Russian bettors in multiple cities including Moscow wagered on Indian Premier League (IPL) matches through an underground network on the Telegram messaging app. Underground “local” bookies took action on a series of games all the way up to the quarter-final stages of the tournament. The hitch — the whole thing was a giant con, an entire fake cricket league staged with officials and artificial crowd noise.

“I can’t believe it’s not cricket,” probably some Russian punter somewhere after it was discovered a Gujarat village in India was in the midst of pulling off the elaborate con.

Give credit where credit is due. The con artists of this fake cricket league thought of almost everything. The organizers created fake IPL matches and even broadcast them on YouTube, cut live with five high-definition cameras.

Even better, they managed to find an exact soundalike to the actual IPL commentator Harsha Bhogle. This would be like if you saw a game being broadcast and it sounded like Al Michaels or Bob Costas was on the call. It would almost surely add to the supposed legitimacy.

The con targeted the Russian cities of Tver, Voronezh, and Moscow. However, true fans of the IPL probably should’ve known that the match they were watching, labeled as a quarterfinal, wasn’t legitimate, as the IPL season had been wrapped up for three weeks.

To actually execute the ruse, it took a mix of 21 laborers and unemployed members of the village. They would take turns wearing the jerseys Chennai Super Kings, Mumbai Indians, and Gujarat Titans. What was actually just a cricket match among amateurs, they pumped in crowd noise and had referees.

The Bhogle soundalike helped induce the punters to news wager on the app Telegram set up by chief organizer Shoeb Davda, who is famous around those parts for taking under-the-table bets at a Russian bar.

Making matters possibly worse than just betting odds on a fake cricket match, the outcomes were all controlled. Not necessarily which team won or lost, but was based on the live bets that had been taken. Shoeb would instruct the official to inform the batsman and the bowler of the next move. The bowler would then take some off, making it easier for the batsman to accomplish the desired outcome.

According to the Times of India, the first installment of Rs 3 lakh, had just been delivered when the con artists were caught.

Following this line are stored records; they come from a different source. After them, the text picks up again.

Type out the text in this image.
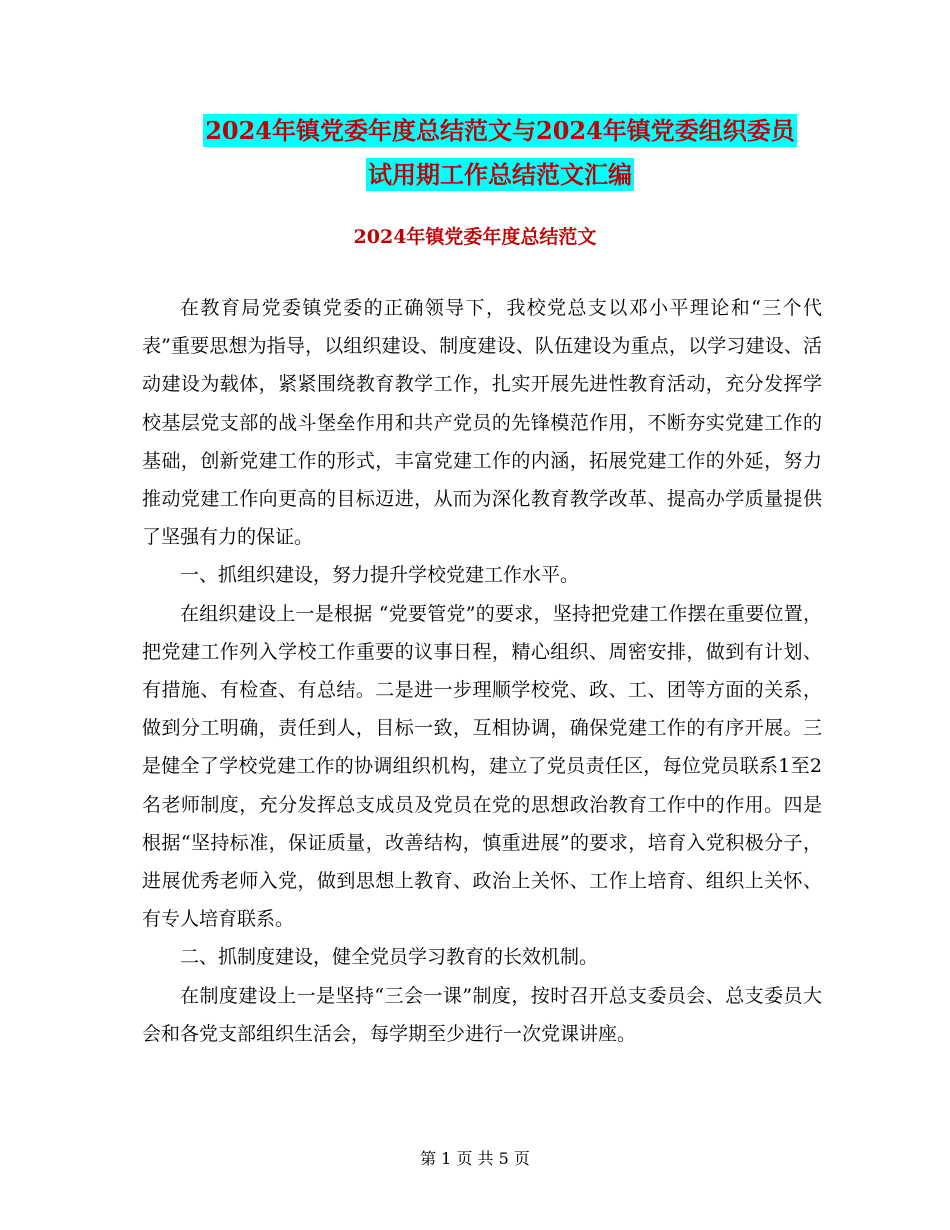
2024年镇党委年度总结范文与2024年镇党委组织委员
试用期工作总结范文汇编
2024年镇党委年度总结范文

在教育局党委镇党委的正确领导下，我校党总支以邓小平理论和“三个代表”重要思想为指导，以组织建设、制度建设、队伍建设为重点，以学习建设、活动建设为载体，紧紧围绕教育教学工作，扎实开展先进性教育活动，充分发挥学校基层党支部的战斗堡垒作用和共产党员的先锋模范作用，不断夯实党建工作的基础，创新党建工作的形式，丰富党建工作的内涵，拓展党建工作的外延，努力推动党建工作向更高的目标迈进，从而为深化教育教学改革、提高办学质量提供了坚强有力的保证。

一、抓组织建设，努力提升学校党建工作水平。

在组织建设上一是根据 “党要管党”的要求，坚持把党建工作摆在重要位置，把党建工作列入学校工作重要的议事日程，精心组织、周密安排，做到有计划、有措施、有检查、有总结。二是进一步理顺学校党、政、工、团等方面的关系，做到分工明确，责任到人，目标一致，互相协调，确保党建工作的有序开展。三是健全了学校党建工作的协调组织机构，建立了党员责任区，每位党员联系1至2名老师制度，充分发挥总支成员及党员在党的思想政治教育工作中的作用。四是根据“坚持标准，保证质量，改善结构，慎重进展”的要求，培育入党积极分子，进展优秀老师入党，做到思想上教育、政治上关怀、工作上培育、组织上关怀、有专人培育联系。

二、抓制度建设，健全党员学习教育的长效机制。

在制度建设上一是坚持“三会一课”制度，按时召开总支委员会、总支委员大会和各党支部组织生活会，每学期至少进行一次党课讲座。

第 1 页 共 5 页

That amounts to roughly $3,776.

While they were able to dupe a number of sports Russian punters, there might be a legitimate idea somewhere here, according to Indian billionaire businessman Anand Mahindra.

The ultimate cricket betting tip after reading this should be to know what you’re wagering on. Spend the time, and do a little research. The slightest bit of due diligence would’ve uncovered that the IPL season was over weeks ago, not in a knockout quarterfinal.